Welcome to the first installment in our “Will She Dig It?” series. Here, we’ll take a look at some iconic vehicles that were, whether accurately or not, deemed by some to be chick magnets. Our series begins with the mid-1980s Pontiac Fiero, naturally.
Before he even took over as the high school football coach in our small North Dakota town, here’s what we knew about Coach Hogan: he was a former college jock who wore short-shorts bearing the unmistakable outline of his dick, he apparently was something of a poonhound, and he drove a Fiero. Each of these facts heavily informed what we assumed about the others.
It was 1989 when Coach Hogan and his Fiero happened upon our shitty little town. Since my brother was something of a gridiron hero in a town that treated anything above soul-crushing mediocrity like it was goddamn royalty, he was among the first to meet Coach Hogan, a summit that inevitably took place on the freshly buffed hood of the Fiero.
To be liked by Coach Hogan meant that you got a ride in the Fiero, and since it was the only model of its kind in town, it was treated with a bit more love than it probably should have been. It had flip-up headlights and speakers embedded in the seats’ headrests–The eighties, ladies and gentlemen!–but given the way that the schoolkids would talk, it might’ve had a fucking flux capacitor as well. Such was the mystique of the Fiero.
The answer to whether chicks were digging Hogan’s Fiero during the summer of 1989 is almost comically obvious. It was quirky and scuzzy in a way that was on-the-nose for an era where every comedy film ended with a blowout party or a musical performance. It was also uniquely suited to driveway carwashes, to the point where the lack of a Def Leppard Hysteria cassette as a standard feature was a failure of the highest order. So, yes, chicks dug the Fiero.

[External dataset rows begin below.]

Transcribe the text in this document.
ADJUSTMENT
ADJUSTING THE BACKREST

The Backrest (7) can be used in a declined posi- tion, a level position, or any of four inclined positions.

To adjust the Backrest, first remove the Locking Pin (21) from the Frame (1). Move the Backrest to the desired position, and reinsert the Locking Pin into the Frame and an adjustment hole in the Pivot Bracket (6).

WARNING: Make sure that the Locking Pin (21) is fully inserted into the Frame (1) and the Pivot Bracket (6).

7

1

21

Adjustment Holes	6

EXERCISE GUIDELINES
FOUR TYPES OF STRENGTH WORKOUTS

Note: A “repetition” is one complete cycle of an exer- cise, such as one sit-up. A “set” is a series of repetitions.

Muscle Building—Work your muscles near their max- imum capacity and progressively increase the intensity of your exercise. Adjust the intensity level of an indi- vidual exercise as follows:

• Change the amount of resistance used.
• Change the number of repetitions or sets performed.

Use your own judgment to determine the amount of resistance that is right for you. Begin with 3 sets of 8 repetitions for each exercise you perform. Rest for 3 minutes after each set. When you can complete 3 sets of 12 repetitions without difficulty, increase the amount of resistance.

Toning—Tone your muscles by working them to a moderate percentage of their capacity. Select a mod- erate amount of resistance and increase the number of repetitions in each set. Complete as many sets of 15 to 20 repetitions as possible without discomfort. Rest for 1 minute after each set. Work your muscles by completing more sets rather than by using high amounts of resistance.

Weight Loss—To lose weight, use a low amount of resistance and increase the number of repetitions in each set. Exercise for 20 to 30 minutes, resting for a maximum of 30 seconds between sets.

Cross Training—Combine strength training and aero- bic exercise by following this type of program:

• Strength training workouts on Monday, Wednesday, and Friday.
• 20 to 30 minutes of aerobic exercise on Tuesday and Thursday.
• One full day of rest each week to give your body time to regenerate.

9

Unfortunately, the ensuing years haven’t been particularly kind to Pontiac’s wedge-shaped curiosity. When any car is described as being “of its time,” you can pretty safely assume that it’s remembered with a fair bit of cynicism, and this is pretty much the only way that anyone talks about the Fiero anymore. It was actually somewhat forward-thinking when it was released, with plastic body panels and excellent fuel economy. In popular opinion, however, it’s remembered thusly: as a throbbing, Me-Decade punchline that Journey fans would drive while they got a dry handjob from the babysitter. They were promoted by none other than Hall & Oates. Oh, and they caught on fire. Like, all the damn time.
Whether fairly deserved or not, the Fiero’s dwindling social cachet says every bit as much about the era that spawned it as it does about the car itself. The list of cultural items that escaped the grotesque neon hues of the 1980s without enduring constant ridicule is pretty brief: the Talking Heads, Bill Murray, and that’s about it. The Fiero’s reputation is just another casualty of an era that most would rather act like they knew was stupid all along.

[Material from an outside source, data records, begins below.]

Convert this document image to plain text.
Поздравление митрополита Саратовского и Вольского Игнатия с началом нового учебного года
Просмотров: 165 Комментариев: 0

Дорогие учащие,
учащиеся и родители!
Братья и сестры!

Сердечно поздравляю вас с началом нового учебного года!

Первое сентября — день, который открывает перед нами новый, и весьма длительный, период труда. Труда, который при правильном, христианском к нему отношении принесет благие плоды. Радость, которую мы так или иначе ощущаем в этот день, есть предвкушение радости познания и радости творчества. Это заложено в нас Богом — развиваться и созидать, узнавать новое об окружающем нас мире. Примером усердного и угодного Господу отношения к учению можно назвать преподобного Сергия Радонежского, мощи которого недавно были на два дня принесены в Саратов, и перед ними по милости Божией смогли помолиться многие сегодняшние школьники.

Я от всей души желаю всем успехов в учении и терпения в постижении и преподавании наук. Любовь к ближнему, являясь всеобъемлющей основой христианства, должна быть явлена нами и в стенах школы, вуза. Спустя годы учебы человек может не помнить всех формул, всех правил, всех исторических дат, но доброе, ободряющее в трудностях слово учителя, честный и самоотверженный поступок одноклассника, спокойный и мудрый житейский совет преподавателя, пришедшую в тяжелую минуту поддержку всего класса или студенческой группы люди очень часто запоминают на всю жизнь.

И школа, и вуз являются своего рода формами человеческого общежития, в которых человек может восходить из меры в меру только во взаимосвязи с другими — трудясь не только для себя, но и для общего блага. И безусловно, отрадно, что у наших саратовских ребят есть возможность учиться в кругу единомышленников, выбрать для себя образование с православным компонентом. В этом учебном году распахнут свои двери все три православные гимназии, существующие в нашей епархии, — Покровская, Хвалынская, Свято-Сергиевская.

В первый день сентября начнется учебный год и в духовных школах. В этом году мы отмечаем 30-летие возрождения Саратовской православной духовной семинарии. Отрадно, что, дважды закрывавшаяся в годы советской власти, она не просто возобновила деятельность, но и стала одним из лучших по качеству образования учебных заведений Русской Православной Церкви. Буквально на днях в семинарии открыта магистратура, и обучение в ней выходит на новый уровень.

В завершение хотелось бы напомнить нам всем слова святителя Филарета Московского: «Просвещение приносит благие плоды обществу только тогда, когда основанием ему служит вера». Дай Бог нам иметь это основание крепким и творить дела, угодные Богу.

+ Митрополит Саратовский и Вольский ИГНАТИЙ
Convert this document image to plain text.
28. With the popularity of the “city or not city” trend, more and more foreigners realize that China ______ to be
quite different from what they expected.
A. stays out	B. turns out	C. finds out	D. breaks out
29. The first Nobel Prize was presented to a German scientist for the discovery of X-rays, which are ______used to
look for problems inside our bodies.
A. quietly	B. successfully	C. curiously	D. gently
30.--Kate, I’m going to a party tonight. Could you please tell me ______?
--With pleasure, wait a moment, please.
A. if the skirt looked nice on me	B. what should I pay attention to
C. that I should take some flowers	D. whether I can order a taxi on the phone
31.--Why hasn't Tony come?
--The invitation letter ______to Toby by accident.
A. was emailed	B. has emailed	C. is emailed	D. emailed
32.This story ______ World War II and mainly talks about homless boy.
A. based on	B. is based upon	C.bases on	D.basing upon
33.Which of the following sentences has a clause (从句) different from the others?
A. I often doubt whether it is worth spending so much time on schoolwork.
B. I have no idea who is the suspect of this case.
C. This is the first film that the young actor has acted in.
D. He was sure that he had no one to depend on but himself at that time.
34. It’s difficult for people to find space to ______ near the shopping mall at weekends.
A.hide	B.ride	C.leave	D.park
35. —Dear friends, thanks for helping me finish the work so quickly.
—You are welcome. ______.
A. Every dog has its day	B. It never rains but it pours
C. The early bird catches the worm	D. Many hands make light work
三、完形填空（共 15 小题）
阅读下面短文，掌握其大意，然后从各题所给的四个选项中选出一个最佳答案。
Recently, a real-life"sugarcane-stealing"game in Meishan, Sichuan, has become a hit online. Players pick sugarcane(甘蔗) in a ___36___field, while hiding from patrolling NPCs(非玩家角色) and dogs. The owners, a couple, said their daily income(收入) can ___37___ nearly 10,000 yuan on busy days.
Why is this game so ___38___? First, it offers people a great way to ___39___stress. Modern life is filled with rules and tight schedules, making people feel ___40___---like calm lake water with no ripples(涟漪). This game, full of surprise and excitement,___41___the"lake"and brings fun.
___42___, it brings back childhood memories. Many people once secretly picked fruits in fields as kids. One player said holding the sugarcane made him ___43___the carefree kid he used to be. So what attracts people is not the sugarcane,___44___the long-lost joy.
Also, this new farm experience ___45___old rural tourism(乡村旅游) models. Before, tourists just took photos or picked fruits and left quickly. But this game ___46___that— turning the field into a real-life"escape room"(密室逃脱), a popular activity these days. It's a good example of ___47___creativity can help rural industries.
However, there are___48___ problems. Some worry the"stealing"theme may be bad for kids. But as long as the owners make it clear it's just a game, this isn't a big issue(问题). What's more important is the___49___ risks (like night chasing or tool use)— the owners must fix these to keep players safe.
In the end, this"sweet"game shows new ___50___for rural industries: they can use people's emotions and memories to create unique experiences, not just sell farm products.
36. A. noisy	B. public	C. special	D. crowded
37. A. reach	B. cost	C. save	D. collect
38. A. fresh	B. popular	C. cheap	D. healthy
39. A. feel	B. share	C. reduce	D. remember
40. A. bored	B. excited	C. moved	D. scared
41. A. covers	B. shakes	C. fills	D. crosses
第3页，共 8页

In 1988, citing slumping sales figures and some well-publicized production issues (Read: Fire!), GM brought the axe down on the Fiero after only five years of production. And, despite its notoriety for being a too-heavy, underperforming and highly-flammable relic, the Fiero still maintains something of a parallel legacy as a memorable and earnest failure.
Of course, answering whether or not it’s memorable isn’t why we’re here, is it? So, in regard to the Pontiac Fiero: Will she dig it? Unless she’s a single mom in a one-cop town thirty miles from the Canadian border–or a high school jock who only wants to listen to Journey with the new football coach–she probably will not.